For switching applications like this, you can compare a MOSFET with a relay. The gate-source voltage (Vgs) is the coil, and the drain-source path is the switch. When Vgs is greater than a certain voltage (in your circuit this is 5V), the transistor shorts out the drain-source path. For N-channel MOSFETs like here, the drain-source voltage (Vds) cannot become more negative than ~1V, since there is an antiparallel diode "built in". The power stage for one motor looks like this:
For the low side it is simple. As the source is connected to ground, you can directly drive the gate with a square wave voltage. In many cases they directly use the output pin from their microcontroller.
The high side is trickier, because when that transistor conducts the source will be pulled to to the positive supply rail. But the transistor always needs a positive voltage between gate and source in order to conduct. What does that mean? If +Vb is the supply voltage, then the high side gate must be +Vb
+5V (!) The circuit that accomplishes this tricky part is called "high side driver" or "floating gate driver". There are chips that do this, but in many ESCs they use a discrete transistor circuit.
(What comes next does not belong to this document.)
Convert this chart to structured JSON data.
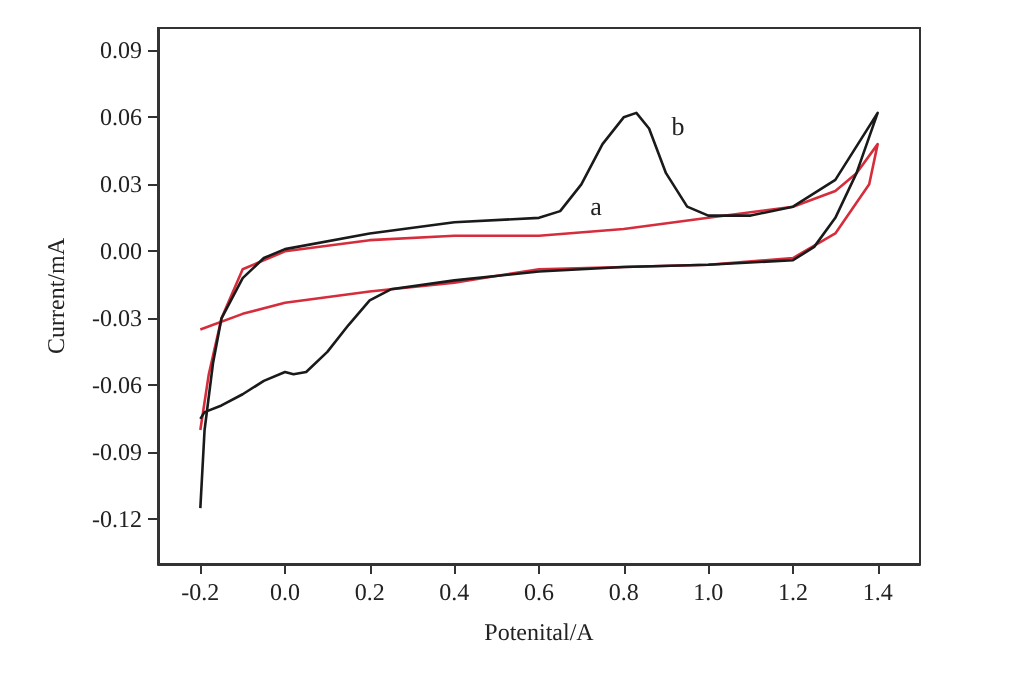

This is also the reason why I said that, in order to check if the high side transistor is controlled properly, you need to use two probes, one at the gate, and another one at the source, and subtract them on the scope. Then you want to see a nice 5V square wave. If not, then the driver could be damaged, or the transistor's gate could be damaged. In fact, you measured both voltages above. In your last post, you would have to subtract the second from the third trace (low side drain is connected to high side source).
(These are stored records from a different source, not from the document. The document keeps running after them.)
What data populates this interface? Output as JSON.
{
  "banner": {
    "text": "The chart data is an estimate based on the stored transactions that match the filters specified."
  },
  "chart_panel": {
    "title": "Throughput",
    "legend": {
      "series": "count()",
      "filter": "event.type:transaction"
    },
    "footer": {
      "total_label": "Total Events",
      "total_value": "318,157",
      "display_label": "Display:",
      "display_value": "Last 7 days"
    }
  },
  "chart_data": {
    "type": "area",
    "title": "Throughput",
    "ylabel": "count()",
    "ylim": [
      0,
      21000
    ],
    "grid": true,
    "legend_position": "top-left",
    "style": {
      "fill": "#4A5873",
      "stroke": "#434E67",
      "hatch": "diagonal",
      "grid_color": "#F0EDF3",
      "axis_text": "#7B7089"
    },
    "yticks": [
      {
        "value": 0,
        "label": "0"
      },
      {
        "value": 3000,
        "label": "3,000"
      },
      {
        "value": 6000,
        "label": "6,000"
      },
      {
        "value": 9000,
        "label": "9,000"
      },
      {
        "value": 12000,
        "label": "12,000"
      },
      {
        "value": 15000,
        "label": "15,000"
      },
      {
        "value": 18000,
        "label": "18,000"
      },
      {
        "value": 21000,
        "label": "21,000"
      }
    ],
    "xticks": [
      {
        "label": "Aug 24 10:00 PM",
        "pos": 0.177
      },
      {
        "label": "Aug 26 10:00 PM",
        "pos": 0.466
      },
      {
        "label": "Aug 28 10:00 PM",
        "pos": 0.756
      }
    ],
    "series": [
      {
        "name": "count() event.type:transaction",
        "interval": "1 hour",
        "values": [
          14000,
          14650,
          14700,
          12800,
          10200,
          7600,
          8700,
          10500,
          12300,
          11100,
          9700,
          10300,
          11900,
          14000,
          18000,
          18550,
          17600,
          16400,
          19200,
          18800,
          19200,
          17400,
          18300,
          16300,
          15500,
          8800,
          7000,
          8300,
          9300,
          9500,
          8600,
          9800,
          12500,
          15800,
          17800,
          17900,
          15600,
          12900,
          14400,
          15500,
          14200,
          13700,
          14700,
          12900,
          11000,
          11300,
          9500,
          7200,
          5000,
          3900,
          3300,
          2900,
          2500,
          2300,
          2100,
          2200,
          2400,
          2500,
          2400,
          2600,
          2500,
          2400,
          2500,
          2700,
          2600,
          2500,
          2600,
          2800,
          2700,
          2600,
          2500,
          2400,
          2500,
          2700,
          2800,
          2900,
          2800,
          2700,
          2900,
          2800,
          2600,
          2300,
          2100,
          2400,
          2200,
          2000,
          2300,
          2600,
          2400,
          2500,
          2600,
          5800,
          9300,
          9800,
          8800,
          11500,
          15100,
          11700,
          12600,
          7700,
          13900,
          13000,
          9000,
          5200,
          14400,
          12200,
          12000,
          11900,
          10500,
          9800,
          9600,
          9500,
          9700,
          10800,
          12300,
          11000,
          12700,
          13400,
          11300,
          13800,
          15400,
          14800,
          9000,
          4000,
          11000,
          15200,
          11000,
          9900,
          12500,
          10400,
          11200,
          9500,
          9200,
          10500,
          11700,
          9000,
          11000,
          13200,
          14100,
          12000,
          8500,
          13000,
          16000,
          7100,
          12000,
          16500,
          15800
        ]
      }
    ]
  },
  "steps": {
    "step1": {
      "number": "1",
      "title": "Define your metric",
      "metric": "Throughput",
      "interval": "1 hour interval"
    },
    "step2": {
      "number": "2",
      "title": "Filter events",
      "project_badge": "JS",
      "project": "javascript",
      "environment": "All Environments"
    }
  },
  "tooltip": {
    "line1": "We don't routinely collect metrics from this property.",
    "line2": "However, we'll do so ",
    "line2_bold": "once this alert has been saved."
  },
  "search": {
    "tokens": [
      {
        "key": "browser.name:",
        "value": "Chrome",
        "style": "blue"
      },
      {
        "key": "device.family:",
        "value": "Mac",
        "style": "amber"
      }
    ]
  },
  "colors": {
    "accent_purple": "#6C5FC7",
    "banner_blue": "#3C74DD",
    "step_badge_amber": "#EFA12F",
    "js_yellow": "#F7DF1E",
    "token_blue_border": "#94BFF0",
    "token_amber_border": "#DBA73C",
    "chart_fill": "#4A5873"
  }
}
But anyway, your pictures look strange. Where was your scope's ground clip connected to? It should always be the negative battery terminal (ground).
I cannot clearly identify what might be broken. You have negative voltage at the drain, which shouldn't be possible because of that diode I mentioned above. The transitions are much too slow as well. I would next check both transistors of this phase for good soldering, maybe you also have a cracked copper track on the PCB. And I would put the high side Vgs on the scope as explained above.I rather suspect the drive circuit of the high side transistor here, because the falling slope of your last two pictures is fast, which indicates that the low side transistor is switching well. If that proves to be the case, the good thing is that you don't have to replace the MOSFETs, but the bad thing: you need to dig deeper into that tricky floating gate driver.